By NewsDesk @bactiman63
Health officials in Isiolo County in central Kenya were alerted in November 2020 to a number of herders who died who presented a number of symptoms to include fever, headache, nosebleeds and vomiting blood, among others.
The Rift Valley fever (RVF) virus was confirmed in mid-December 2020.
As of 22 January 2021, there were four confirmed cases, 17 suspected cases and nine deaths (case fatality ratio 43.0%). All those affected were male, herders, and aged between 13 and 70 years. Two counties are affected by the outbreak, Isiolo and Garissa counties.
The outbreak is currently restricted to the two above counties, but potential movement of livestock and people across borders poses a risk of spread at national and regional levels
Outbreaks in animals had been seen during this time period and surveillance in livestock was initiated.

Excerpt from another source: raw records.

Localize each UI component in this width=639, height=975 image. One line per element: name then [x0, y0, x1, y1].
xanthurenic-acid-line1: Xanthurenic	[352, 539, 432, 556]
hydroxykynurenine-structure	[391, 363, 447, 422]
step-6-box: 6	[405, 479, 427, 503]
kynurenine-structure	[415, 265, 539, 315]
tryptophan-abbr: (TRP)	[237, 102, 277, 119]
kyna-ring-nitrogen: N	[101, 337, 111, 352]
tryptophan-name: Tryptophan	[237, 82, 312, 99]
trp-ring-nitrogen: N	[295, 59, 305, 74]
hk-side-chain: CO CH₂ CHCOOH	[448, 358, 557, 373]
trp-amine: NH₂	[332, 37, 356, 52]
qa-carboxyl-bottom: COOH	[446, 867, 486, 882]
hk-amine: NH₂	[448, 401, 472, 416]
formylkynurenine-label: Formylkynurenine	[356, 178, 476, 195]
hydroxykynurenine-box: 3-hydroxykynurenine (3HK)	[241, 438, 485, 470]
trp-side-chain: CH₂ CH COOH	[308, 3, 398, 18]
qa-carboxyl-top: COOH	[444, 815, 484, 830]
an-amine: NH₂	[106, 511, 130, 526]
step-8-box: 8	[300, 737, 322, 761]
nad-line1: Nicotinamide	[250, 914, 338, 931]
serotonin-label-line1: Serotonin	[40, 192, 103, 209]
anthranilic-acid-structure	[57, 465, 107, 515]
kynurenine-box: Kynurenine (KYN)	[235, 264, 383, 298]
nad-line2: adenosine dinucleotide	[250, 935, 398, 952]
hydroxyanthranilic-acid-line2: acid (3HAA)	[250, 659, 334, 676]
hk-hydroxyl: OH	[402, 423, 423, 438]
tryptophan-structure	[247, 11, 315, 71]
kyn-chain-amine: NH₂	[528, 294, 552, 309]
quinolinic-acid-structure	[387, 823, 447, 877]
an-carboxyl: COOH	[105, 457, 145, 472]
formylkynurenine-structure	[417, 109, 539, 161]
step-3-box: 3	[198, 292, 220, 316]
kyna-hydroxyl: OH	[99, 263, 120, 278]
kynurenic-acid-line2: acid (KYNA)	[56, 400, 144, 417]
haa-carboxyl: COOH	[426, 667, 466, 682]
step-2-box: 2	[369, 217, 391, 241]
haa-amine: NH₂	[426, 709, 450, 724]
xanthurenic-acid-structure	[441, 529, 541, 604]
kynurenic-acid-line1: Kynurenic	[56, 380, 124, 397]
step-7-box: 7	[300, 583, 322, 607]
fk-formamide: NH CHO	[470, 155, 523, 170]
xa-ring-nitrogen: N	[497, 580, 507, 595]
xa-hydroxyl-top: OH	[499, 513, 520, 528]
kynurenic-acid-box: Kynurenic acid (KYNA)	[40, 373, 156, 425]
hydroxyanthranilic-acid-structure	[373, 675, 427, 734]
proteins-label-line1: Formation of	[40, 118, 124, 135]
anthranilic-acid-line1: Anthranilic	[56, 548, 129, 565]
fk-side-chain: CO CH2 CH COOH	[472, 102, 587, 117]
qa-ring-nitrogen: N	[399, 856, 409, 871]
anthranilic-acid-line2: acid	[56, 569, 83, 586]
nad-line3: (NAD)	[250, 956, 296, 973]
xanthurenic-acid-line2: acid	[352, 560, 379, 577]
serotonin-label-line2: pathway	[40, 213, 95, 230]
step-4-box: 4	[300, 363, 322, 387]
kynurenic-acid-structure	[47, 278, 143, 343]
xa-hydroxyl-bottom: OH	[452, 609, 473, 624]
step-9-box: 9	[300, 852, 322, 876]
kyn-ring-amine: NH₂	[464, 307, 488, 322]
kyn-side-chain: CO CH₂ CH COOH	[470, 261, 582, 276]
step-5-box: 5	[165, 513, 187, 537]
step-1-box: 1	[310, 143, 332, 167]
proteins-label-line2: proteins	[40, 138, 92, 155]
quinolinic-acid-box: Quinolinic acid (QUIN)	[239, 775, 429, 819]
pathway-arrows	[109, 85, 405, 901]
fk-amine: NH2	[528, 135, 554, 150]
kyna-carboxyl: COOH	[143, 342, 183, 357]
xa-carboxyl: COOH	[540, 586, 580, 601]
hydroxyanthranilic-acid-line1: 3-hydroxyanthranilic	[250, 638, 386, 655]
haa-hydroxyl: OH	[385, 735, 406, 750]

In December 2020, results from the Kabete veterinary laboratory taken from 120 animals showed 19 sheep and one camel to be positive to RVF using IgM capture ELISA.
Kenya has previously experienced outbreaks of RVF, most recently in June 2018 and in November 2014.
Rift Valley Fever is an acute viral hemorrhagic fever that causes illness in animals (such as cattle, buffalo, sheep, goats, and camels).
Most people with RVF have either no symptoms or a mild illness with fever, weakness, back pain, and dizziness. A small percentage (8-10%) of people with RVF develop much more severe symptoms, including eye disease, hemorrhage (excessive bleeding), and encephalitis (swelling of the brain). Most people recover within one week. Approximately 1% of people who get RVF die.